А потом приволокли Ромашу два палача. Он помертвел весь и белый стал с лица, как холст. И то одного, то другого от себя отталкивает. А барин сидит в кресле с длинной трубкой и потом исходит, и вся грудь наружу. «Ну, чудодей мой садовый, значит у тебя и Парушки-кобылы — любовь? Так ли?» — «Так, барин, истинно — любовь. А она не лошадь, а человек, и у неё распрекрасная душа». Сидит барин, сосёт из своей дубинной трубки и млеет–потешается, голубем воркует: «А что это такое за любовь у смердов? Поведай мне, раб». Ромаша сразу постиг свою несчастную судьбу и стал твёрже камня — и так и этак страсти ему уготованы. «Перед богом, — говорит, — нет ни бар, ни рабов, а есть люди. А любовь — божья искра, и горит она в душе человеческой». — «Это не французы ли тебя заразили? Они — отпетые крамольники и разбойники: они и царю своему голову сняли, владык своих, как наши пугачи, убивали да из своих исконных угодий прогоняли. Вот и ты из шкуры своей рабьей во французский сертучишко залез да барыню с барышней французской болтовнёй в соблазн ввёл. Из грязи хотел пролезть в князи. А пугачам пощады нет. Ты же со своей негасимой искрой вводишь в соблазн и всех моих рабов. Тут эта садовая девка, а тут и все мужики бунт поднимут: мы — человеки, у нас искра в душе… Вот я и хочу эту твою искру негасимую погасить: у раба нет своей воли, любовь — у людей, а не у скотов бывает. А вы у меня — не люди, а рабочая скотина, ну и искру‑то эту, любовь‑то, ты с девкой из барского обихода украл. Любовь — это власть, барская воля, господское довольство». Поворковал барин, поворковал да как гаркнет: «В кнуты его и на дыбу! Увижу, какая негасимая у него искра. А девку отдать дохлому мужичонке! Сад вырубить, выкорчевать, чтобы не смердил этим смердом».

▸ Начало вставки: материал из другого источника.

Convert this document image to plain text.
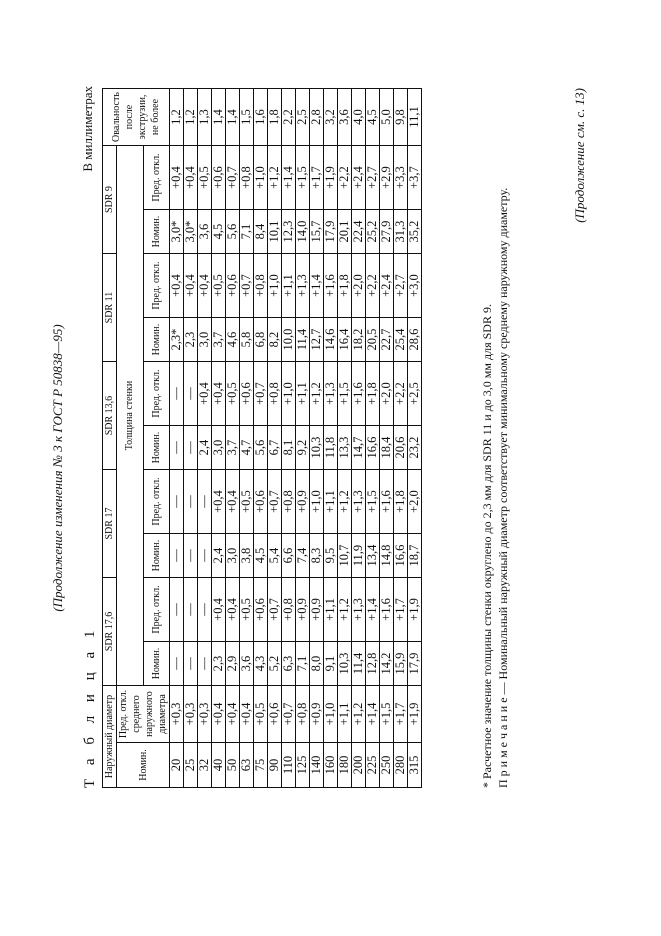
(Продолжение изменения № 3 к ГОСТ Р 50838—95)
Т а б л и ц а 1
В миллиметрах
Наружный диаметр		SDR 17,6		SDR 17		SDR 13,6		SDR 11		SDR 9		Овальность после экструзии, не более
Номин.	Пред. откл. среднего наружного диаметра	Толщина стенки										
		Номин.	Пред. откл.	Номин.	Пред. откл.	Номин.	Пред. откл.	Номин.	Пред. откл.	Номин.	Пред. откл.	
20	+0,3	—	—	—	—	—	—	2,3*	+0,4	3,0*	+0,4	1,2
25	+0,3	—	—	—	—	—	—	2,3	+0,4	3,0*	+0,4	1,2
32	+0,3	—	—	—	—	2,4	+0,4	3,0	+0,4	3,6	+0,5	1,3
40	+0,4	2,3	+0,4	2,4	+0,4	3,0	+0,4	3,7	+0,5	4,5	+0,6	1,4
50	+0,4	2,9	+0,4	3,0	+0,4	3,7	+0,5	4,6	+0,6	5,6	+0,7	1,4
63	+0,4	3,6	+0,5	3,8	+0,5	4,7	+0,6	5,8	+0,7	7,1	+0,8	1,5
75	+0,5	4,3	+0,6	4,5	+0,6	5,6	+0,7	6,8	+0,8	8,4	+1,0	1,6
90	+0,6	5,2	+0,7	5,4	+0,7	6,7	+0,8	8,2	+1,0	10,1	+1,2	1,8
110	+0,7	6,3	+0,8	6,6	+0,8	8,1	+1,0	10,0	+1,1	12,3	+1,4	2,2
125	+0,8	7,1	+0,9	7,4	+0,9	9,2	+1,1	11,4	+1,3	14,0	+1,5	2,5
140	+0,9	8,0	+0,9	8,3	+1,0	10,3	+1,2	12,7	+1,4	15,7	+1,7	2,8
160	+1,0	9,1	+1,1	9,5	+1,1	11,8	+1,3	14,6	+1,6	17,9	+1,9	3,2
180	+1,1	10,3	+1,2	10,7	+1,2	13,3	+1,5	16,4	+1,8	20,1	+2,2	3,6
200	+1,2	11,4	+1,3	11,9	+1,3	14,7	+1,6	18,2	+2,0	22,4	+2,4	4,0
225	+1,4	12,8	+1,4	13,4	+1,5	16,6	+1,8	20,5	+2,2	25,2	+2,7	4,5
250	+1,5	14,2	+1,6	14,8	+1,6	18,4	+2,0	22,7	+2,4	27,9	+2,9	5,0
280	+1,7	15,9	+1,7	16,6	+1,8	20,6	+2,2	25,4	+2,7	31,3	+3,3	9,8
315	+1,9	17,9	+1,9	18,7	+2,0	23,2	+2,5	28,6	+3,0	35,2	+3,7	11,1

* Расчетное значение толщины стенки округлено до 2,3 мм для SDR 11 и до 3,0 мм для SDR 9. П р и м е ч а н и е — Номинальный наружный диаметр соответствует минимальному среднему наружному диаметру.

(Продолжение см. с. 13)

Уволокли Ромашу и предали великим мукам. Сам барин и сечение и пытки проводил. Сидит в кресле и вино попивает. И всё‑то голубем воркует: «Ну, как твоя негасимая искра? Вот повисишь на дыбе да выхлещут твоё вонючее мясо с костей — и запросишь пардону, тут и неугасимая любовь пшикнет, как уголёк в грязи». А Ромаша, великомученик, замертво лежит, весь в крови, а голос подаёт внятно: «Искра‑то у меня в душе полымем пылает, и любовь моя проклинает тебя, изверг, палач. Любовь — со мной: она от мук моих пуще разгорается и сожжёт тебя и всё твоё людоедское сословие. И за лютые мои страдания народ отомстит».

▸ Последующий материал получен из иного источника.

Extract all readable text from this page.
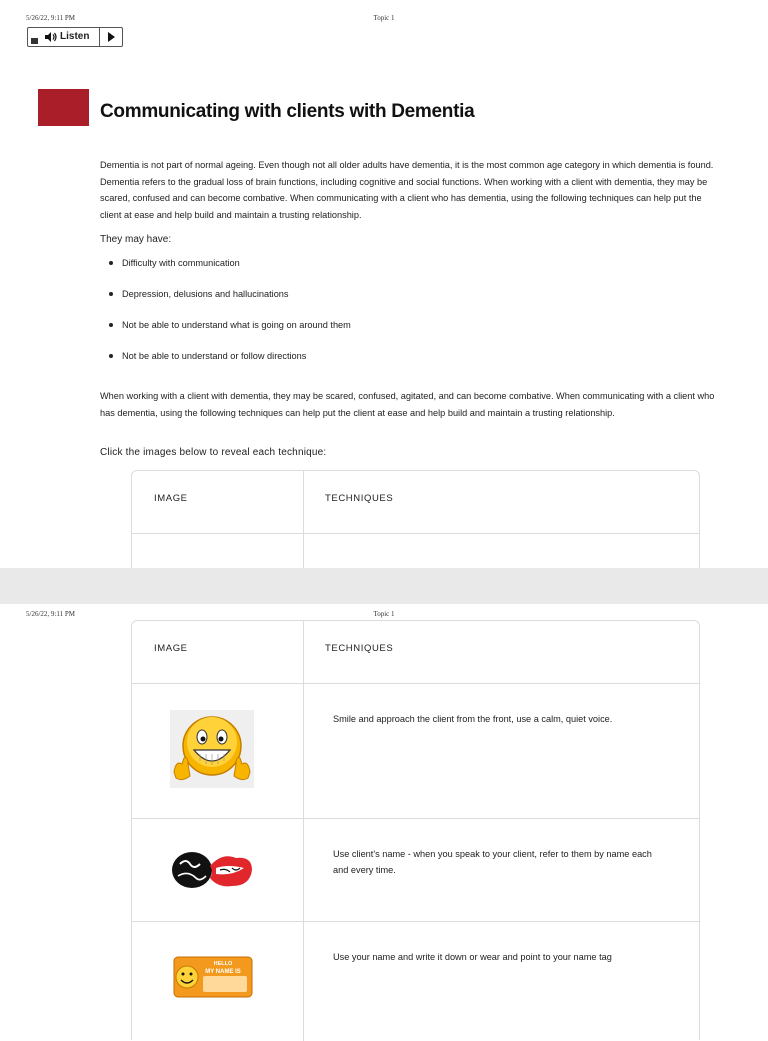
5/26/22, 9:11 PM	Topic 1
Listen
Communicating with clients with Dementia

Dementia is not part of normal ageing. Even though not all older adults have dementia, it is the most common age category in which dementia is found. Dementia refers to the gradual loss of brain functions, including cognitive and social functions. When working with a client with dementia, they may be scared, confused and can become combative. When communicating with a client who has dementia, using the following techniques can help put the client at ease and help build and maintain a trusting relationship.

They may have:
Difficulty with communication
Depression, delusions and hallucinations
Not be able to understand what is going on around them
Not be able to understand or follow directions

When working with a client with dementia, they may be scared, confused, agitated, and can become combative. When communicating with a client who has dementia, using the following techniques can help put the client at ease and help build and maintain a trusting relationship.

Click the images below to reveal each technique:
IMAGE	TECHNIQUES
5/26/22, 9:11 PM	Topic 1
IMAGE	TECHNIQUES
Smile and approach the client from the front, use a calm, quiet voice.
Use client's name - when you speak to your client, refer to them by name each and every time.
HELLO
MY NAME IS
Use your name and write it down or wear and point to your name tag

А барин‑то попивает винцо да смеётся. Потешно ему и от стонов и от этих страдных да гневных слов Ромаши. «Зарыть его в могилу на ночь до самого рыла! А утром я приду да полюбуюсь, как он от своей искры пылать будет. Только услышу я иль покорную мольбу помиловать его, иль хрюканье свиное вместо дурацкой искры, иль одну падаль рабью».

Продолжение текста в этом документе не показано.